Fancy yourself a Bond fan? Then you’re likely already observing one of the most revered days on your collectible James Bond calendar. Yes, today marks the 50th anniversary of the first-ever Bond film release of Dr. No, which hit U.K. theaters on October 5, 1962. Fanboys and Bond groupies, break out your greatest 007 trivia, memorabilia, and quotes, because October 5, 2012 is Global James Bond Day; the first official observance of the super spy’s half-century legacy of weapons, women, and designer wheels. And around the globe, dedicated fans are paying homage to one of the greatest film franchises in cinema history.
If you think James Bond made espionage an art form, you’re not alone. In New York City, the Museum Of Modern Art will be hosting a film retrospective of the devilish double agent, whose iconic suits and state-of-the-art gadgets have seemed destined for gallery walls since their jaw-dropping appearance on the big screen. The museum will be screening all 22 official Bond movies in tribute to the series.

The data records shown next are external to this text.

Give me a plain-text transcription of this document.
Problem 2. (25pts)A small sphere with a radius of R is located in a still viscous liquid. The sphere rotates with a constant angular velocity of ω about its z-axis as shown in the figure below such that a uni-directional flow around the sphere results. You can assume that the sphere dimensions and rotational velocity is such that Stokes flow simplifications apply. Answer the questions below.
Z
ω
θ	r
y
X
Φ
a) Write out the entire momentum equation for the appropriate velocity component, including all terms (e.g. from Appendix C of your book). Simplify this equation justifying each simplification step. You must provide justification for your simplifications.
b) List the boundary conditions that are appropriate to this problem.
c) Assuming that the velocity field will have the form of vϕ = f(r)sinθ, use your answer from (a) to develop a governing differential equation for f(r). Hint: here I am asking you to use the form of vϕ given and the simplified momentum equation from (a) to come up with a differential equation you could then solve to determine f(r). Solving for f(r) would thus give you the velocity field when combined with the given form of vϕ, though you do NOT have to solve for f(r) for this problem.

Hollywood will pay homage to the spy hero with the Academy of Motion Picture Arts and Sciences-helmed The Music of Bond Night: The First 50 Years, which will celebrate the films’ chart-topping theme songs and renowned scores. And of course, Bond is the Queen’s agent, after all, so across the pond Christie’s is celebrating Britain’s most celebrated cinematic figure with an online and live international charity auction. Interested parties will be able to bid for some of 007’s most iconic and stately duds, memorabilia, and spy-themed goods—straight from the archives of EON Productions. To boot, MGM, Passion Pictures, and Red Box Films are releasing an all-access documentary about the franchise, Everything or Nothing: The Untold Story of 007, which takes a behind-the-camera look at the longest running film franchise in movie history.

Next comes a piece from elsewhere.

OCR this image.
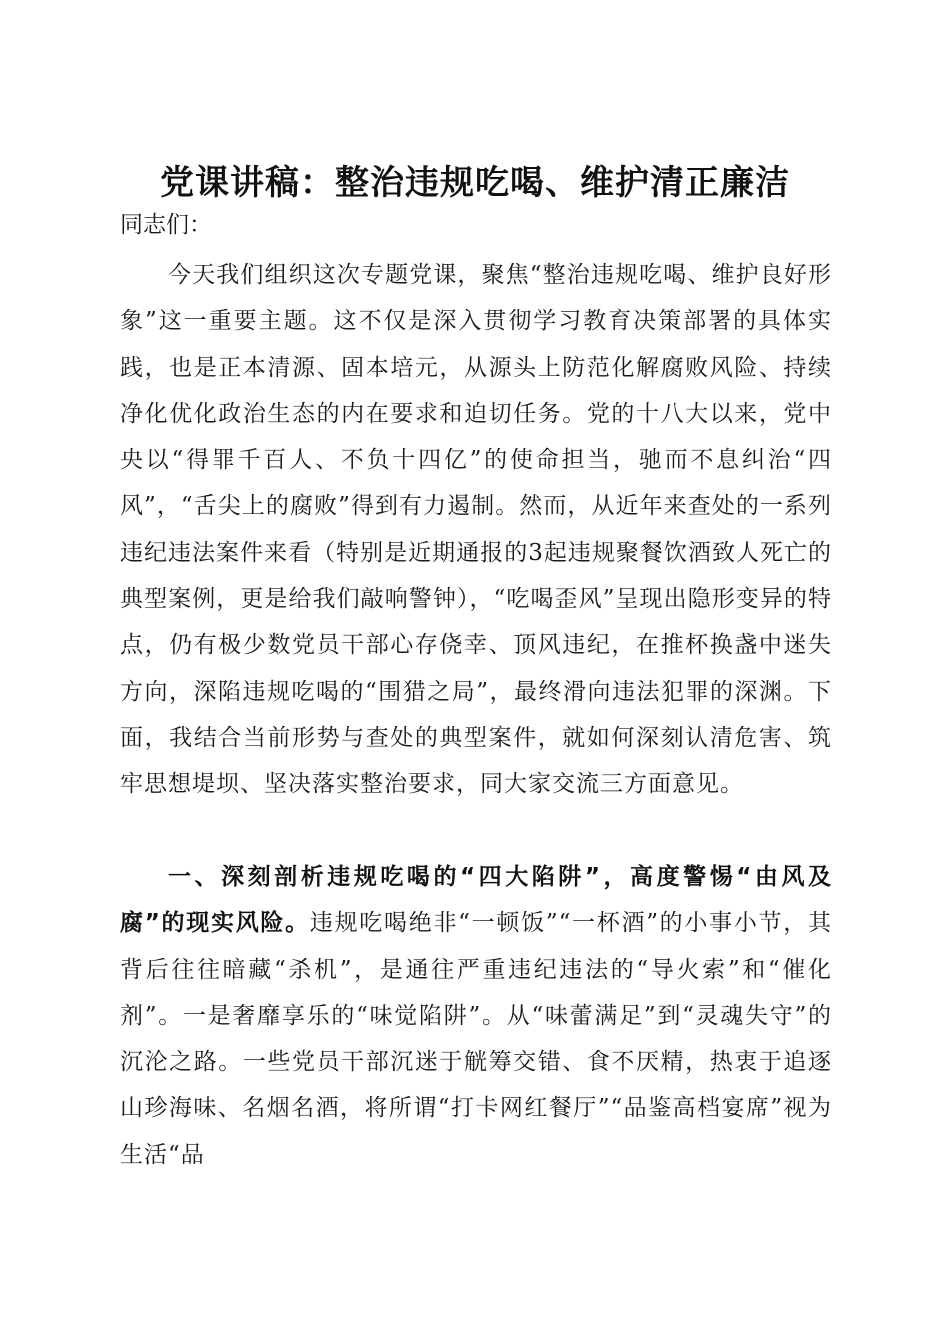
党课讲稿：整治违规吃喝、维护清正廉洁
同志们：

今天我们组织这次专题党课，聚焦“整治违规吃喝、维护良好形象”这一重要主题。这不仅是深入贯彻学习教育决策部署的具体实践，也是正本清源、固本培元，从源头上防范化解腐败风险、持续净化优化政治生态的内在要求和迫切任务。党的十八大以来，党中央以“得罪千百人、不负十四亿”的使命担当，驰而不息纠治“四风”，“舌尖上的腐败”得到有力遏制。然而，从近年来查处的一系列违纪违法案件来看（特别是近期通报的3起违规聚餐饮酒致人死亡的典型案例，更是给我们敲响警钟），“吃喝歪风”呈现出隐形变异的特点，仍有极少数党员干部心存侥幸、顶风违纪，在推杯换盏中迷失方向，深陷违规吃喝的“围猎之局”，最终滑向违法犯罪的深渊。下面，我结合当前形势与查处的典型案件，就如何深刻认清危害、筑牢思想堤坝、坚决落实整治要求，同大家交流三方面意见。

一、深刻剖析违规吃喝的“四大陷阱”，高度警惕“由风及腐”的现实风险。违规吃喝绝非“一顿饭”“一杯酒”的小事小节，其背后往往暗藏“杀机”，是通往严重违纪违法的“导火索”和“催化剂”。一是奢靡享乐的“味觉陷阱”。从“味蕾满足”到“灵魂失守”的沉沦之路。一些党员干部沉迷于觥筹交错、食不厌精，热衷于追逐山珍海味、名烟名酒，将所谓“打卡网红餐厅”“品鉴高档宴席”视为生活“品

But truth be told, one needn’t look much farther than a Google search for evidence of James Bond’s evergreen clout. As the November 4, 2012 release of the 23rd official Bond film Skyfall nears, die-hard fans will appreciate the constant coverage pulsing across the web. Whether it’s the official James Bond website, the numerous fan sites and Reddit threads, or the many slideshows, countdowns, and listicles aggregating on sites like BuzzFeed, Vulture, and HuffPo (of course, we’d also be remiss not to acknowledge our own week-long celebration of 007 with five days of James Bond-exclusive content…hey, we’re fanboys at heart, too)—Bond is clearly cinema royalty. Perhaps most heartening of all the effervescent Bond coverage is just how definitively—and democratically—Bond persists as a cultural icon, despite the always-fickle currents of pop.
Fifty years after the release of the very first movie, with six iterations of the man himself behind us, James Bond transcends the usual nostalgia traps that confine other cinematic legends. Time itself is hardly a match for the man. In spite of the Bond bell-bottoms of the 60s, low-buttoned Bond shirts of the 70s, and the boxy gadgets of the 80s, the relevancy of 007 as a pop culture icon endures. And for every winged haircut and dated gadget, fans can be certain that the next generation of Bond will leap ahead of the curve in attire, technology, and cinematic originality. Just look at all the hype Skyfall, due out in a month, is already garnering—not bad for a series that spans twenty-three films.
So Bond fans, rejoice. While there are many cultural tributes to cinema’s favorite secret agent planned in metropolitan cities across the world, catching Bond fever requires nothing more than a working Internet connection. And however you intend to celebrate Global James Bond Day, be it by high-society museum fete, a living room screening of the new BOND 50 Blu-Ray set, or a campaign to clog your friends’ Facebook feeds with as much Bond-branded content as possible, let’s all celebrate the cinema legend, and of course, Ian Fleming, the literary brain behind it all. Because if there’s one thing Bond’s ubiquity proves certain, it’s this: at 50 years old, Bond is still killing it.